Calculate forward propagation.

This method computes the forward pass of the NaiveRNN model, taking the input text and various associated features to produce the output predictions. The forward method handles the integration of different input types, applies masking if necessary, and calculates the loss based on the predicted and target features.

Parameters:
- text (LongTensor) – Batch of padded character ids (B, Tmax).
- text_lengths (LongTensor) – Batch of lengths of each input batch (B,).
- feats (Tensor) – Batch of padded target features (B, Lmax, odim).
- feats_lengths (LongTensor) – Batch of the lengths of each target (B,).
- label (Optional *[*Dict ]) – Key is “lab” or “score”; value (LongTensor): Batch of padded label ids (B, Tmax).
- label_lengths (Optional *[*Dict ]) – Key is “lab” or “score”; value (LongTensor): Batch of the lengths of padded label ids (B,).
- melody (Optional *[*Dict ]) – Key is “lab” or “score”; value (LongTensor): Batch of padded melody (B, Tmax).
- melody_lengths (Optional *[*Dict ]) – Key is “lab” or “score”; value (LongTensor): Batch of the lengths of padded melody (B,).
- pitch (Optional *[*FloatTensor ]) – Batch of padded f0 (B, Tmax).
- pitch_lengths (Optional *[*LongTensor ]) – Batch of the lengths of padded f0 (B,).
- duration (Optional *[*Dict ]) – Key is “lab”, “score”; value (LongTensor): Batch of padded duration (B, Tmax).
- duration_lengths (Optional *[*Dict ]) – Key is “lab” or “score”; value (LongTensor): Batch of the lengths of padded duration (B,).
- slur (LongTensor) – Batch of padded slur (B, Tmax).
- slur_lengths (LongTensor) – Batch of the lengths of padded slur (B,).
- spembs (Optional *[*Tensor ]) – Batch of speaker embeddings (B, spk_embed_dim).
- sids (Optional *[*Tensor ]) – Batch of speaker IDs (B, 1).
- lids (Optional *[*Tensor ]) – Batch of language IDs (B, 1).
- flag_IsValid (bool) – Flag indicating if the operation is for validation.
Returns: A tuple containing: : - Tensor: Loss scalar value.
- Dict: Statistics to be monitored.
- Tensor: Weight value if not joint training else model outputs.
Return type: Tuple[Tensor, Dict[str, torch.Tensor], torch.Tensor]
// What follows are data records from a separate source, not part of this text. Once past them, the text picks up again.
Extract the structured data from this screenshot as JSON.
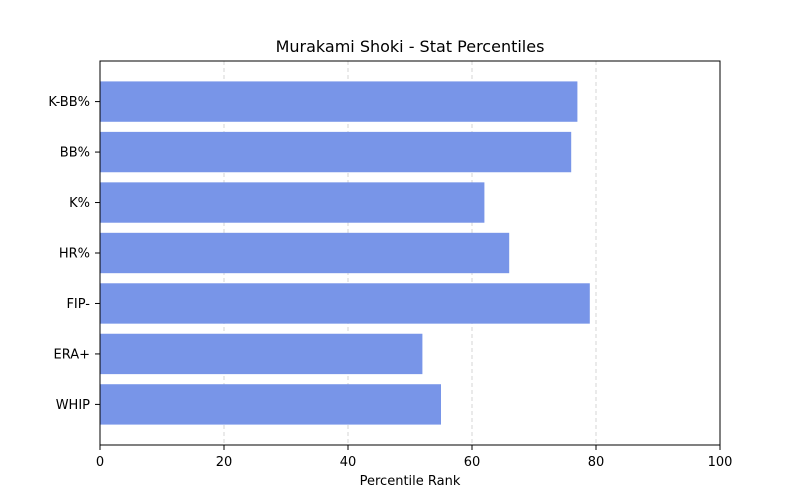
{
  "chart_data": {
    "type": "bar",
    "orientation": "horizontal",
    "title": "Murakami Shoki - Stat Percentiles",
    "xlabel": "Percentile Rank",
    "ylabel": "",
    "categories": [
      "K-BB%",
      "BB%",
      "K%",
      "HR%",
      "FIP-",
      "ERA+",
      "WHIP"
    ],
    "values": [
      77,
      76,
      62,
      66,
      79,
      52,
      55
    ],
    "xlim": [
      0,
      100
    ],
    "xticks": [
      0,
      20,
      40,
      60,
      80,
      100
    ],
    "grid": {
      "x": true,
      "y": false,
      "style": "dashed"
    },
    "bar_color": "#7895e8",
    "grid_color": "#cccccc"
  }
}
GS Fix: : Arguments from forward function versus batch from espnet_model.py: label == durations | phone sequence melody -> pitch sequence

####### Examples

>>> model = NaiveRNN(...)
>>> loss, stats, weight = model.forward(text, text_lengths, feats, feats_lengths)

NOTE

Ensure that the input tensors are properly padded and have matching lengths for successful execution.
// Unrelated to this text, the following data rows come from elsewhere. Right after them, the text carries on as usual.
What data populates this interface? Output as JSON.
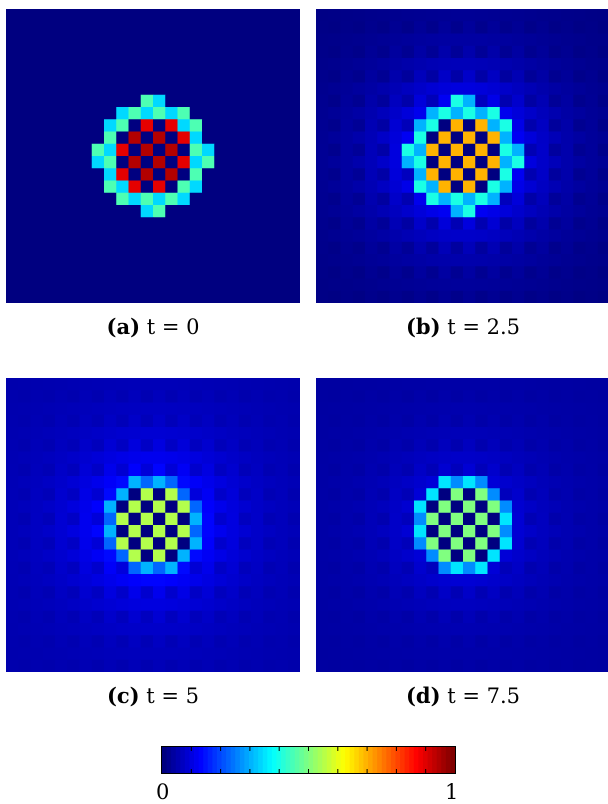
{
  "chart_data": [
    {
      "type": "heatmap",
      "panel_label": "(a)",
      "subtitle": "t = 0",
      "grid_size": [
        24,
        24
      ],
      "pattern": "checkerboard inside circular disk at center, uniform 0 background",
      "disk_radius_cells": 4.5,
      "disk_values": {
        "light_cells": 0.9,
        "dark_cells": 0.0,
        "rim": 0.45
      },
      "background_value": 0.0,
      "halo_amplitude": 0.0,
      "clim": [
        0,
        1
      ]
    },
    {
      "type": "heatmap",
      "panel_label": "(b)",
      "subtitle": "t = 2.5",
      "grid_size": [
        24,
        24
      ],
      "pattern": "checkerboard inside circular disk, faint spreading halo",
      "disk_radius_cells": 4.5,
      "disk_values": {
        "light_cells": 0.7,
        "dark_cells": 0.0,
        "rim": 0.4
      },
      "background_value": 0.0,
      "halo_amplitude": 0.12,
      "clim": [
        0,
        1
      ]
    },
    {
      "type": "heatmap",
      "panel_label": "(c)",
      "subtitle": "t = 5",
      "grid_size": [
        24,
        24
      ],
      "pattern": "checkerboard inside circular disk, spreading halo across field",
      "disk_radius_cells": 4.0,
      "disk_values": {
        "light_cells": 0.55,
        "dark_cells": 0.0,
        "rim": 0.3
      },
      "background_value": 0.04,
      "halo_amplitude": 0.1,
      "clim": [
        0,
        1
      ]
    },
    {
      "type": "heatmap",
      "panel_label": "(d)",
      "subtitle": "t = 7.5",
      "grid_size": [
        24,
        24
      ],
      "pattern": "checkerboard inside circular disk, weak uniform halo",
      "disk_radius_cells": 4.0,
      "disk_values": {
        "light_cells": 0.5,
        "dark_cells": 0.0,
        "rim": 0.35
      },
      "background_value": 0.03,
      "halo_amplitude": 0.06,
      "clim": [
        0,
        1
      ]
    }
  ],
  "colorbar": {
    "colormap": "jet",
    "min_label": "0",
    "max_label": "1",
    "clim": [
      0,
      1
    ]
  }
}
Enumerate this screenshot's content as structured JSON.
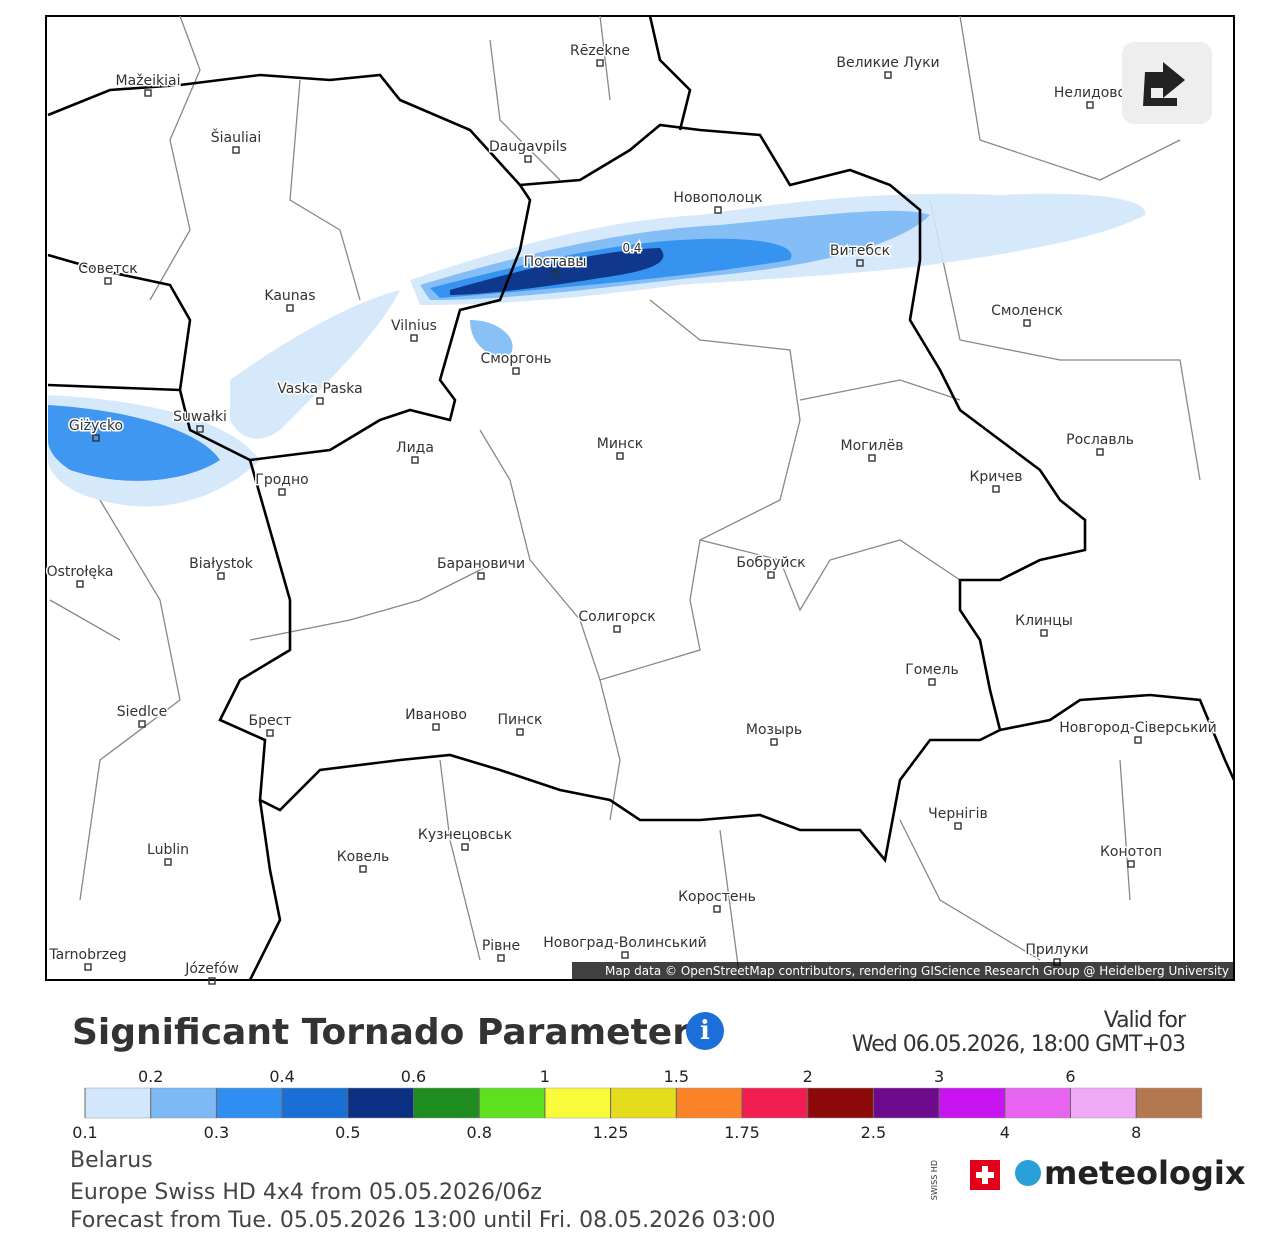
{
  "map": {
    "cities": [
      "Rēzekne",
      "Великие Луки",
      "Mažeikiai",
      "Šiauliai",
      "Daugavpils",
      "Новополоцк",
      "Нелидово",
      "Витебск",
      "Поставы",
      "Советск",
      "Kaunas",
      "Vilnius",
      "Смоленск",
      "Сморгонь",
      "Vaska Paska",
      "Giżycko",
      "Suwałki",
      "Лида",
      "Минск",
      "Могилёв",
      "Рославль",
      "Гродно",
      "Кричев",
      "Białystok",
      "Ostrołęka",
      "Барановичи",
      "Бобруйск",
      "Солигорск",
      "Клинцы",
      "Гомель",
      "Siedlce",
      "Брест",
      "Иваново",
      "Пинск",
      "Мозырь",
      "Новгород-Сіверський",
      "Кузнецовськ",
      "Чернігів",
      "Ковель",
      "Lublin",
      "Конотоп",
      "Коростень",
      "Рівне",
      "Новоград-Волинський",
      "Прилуки",
      "Tarnobrzeg",
      "Józefów"
    ],
    "contour_label": "0.4",
    "attribution": "Map data © OpenStreetMap contributors, rendering GIScience Research Group @ Heidelberg University"
  },
  "header": {
    "title": "Significant Tornado Parameter",
    "valid_label": "Valid for",
    "valid_time": "Wed 06.05.2026, 18:00 GMT+03"
  },
  "legend": {
    "boundaries": [
      0.1,
      0.2,
      0.3,
      0.4,
      0.5,
      0.6,
      0.8,
      1,
      1.25,
      1.5,
      1.75,
      2,
      2.5,
      3,
      4,
      6,
      8
    ],
    "colors": [
      "#d2e7fb",
      "#7cb9f5",
      "#2f8ef0",
      "#1a6fd6",
      "#0b2f82",
      "#1e8c1e",
      "#5ee01e",
      "#fafa3c",
      "#e6dc1e",
      "#fa8228",
      "#f01e50",
      "#8c0a0a",
      "#6e0a8c",
      "#c814f0",
      "#e664f0",
      "#f0aaf5",
      "#b47850"
    ]
  },
  "footer": {
    "region": "Belarus",
    "model": "Europe Swiss HD 4x4 from 05.05.2026/06z",
    "forecast": "Forecast from Tue. 05.05.2026 13:00 until Fri. 08.05.2026 03:00",
    "brand": "meteologix",
    "badge": "SWISS HD"
  }
}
Calculate forward propagation.

Parameters:
- text (LongTensor) – Batch of padded character ids (Tmax).
- feats (Tensor) – Batch of padded target features (Lmax, odim).
- label (Optional *[*Dict ]) – key is “lab” or “score”; value (LongTensor): Batch of padded label ids (Tmax).
- melody (Optional *[*Dict ]) – key is “lab” or “score”; value (LongTensor): Batch of padded melody (Tmax).
- pitch (FloatTensor) – Batch of padded f0 (Tmax).
- slur (LongTensor) – Batch of padded slur (B, Tmax).
- duration (Optional *[*Dict ]) – key is “lab”, “score”; value (LongTensor): Batch of padded duration (Tmax).
- spembs (Optional *[*Tensor ]) – Batch of speaker embeddings (spk_embed_dim).
- sids (Optional *[*Tensor ]) – Batch of speaker IDs (1).
- lids (Optional *[*Tensor ]) – Batch of language IDs (1).
Returns: Output dict including the following items: * feat_gen (Tensor): Output sequence of features (T_feats, odim).
Return type: Dict[str, Tensor]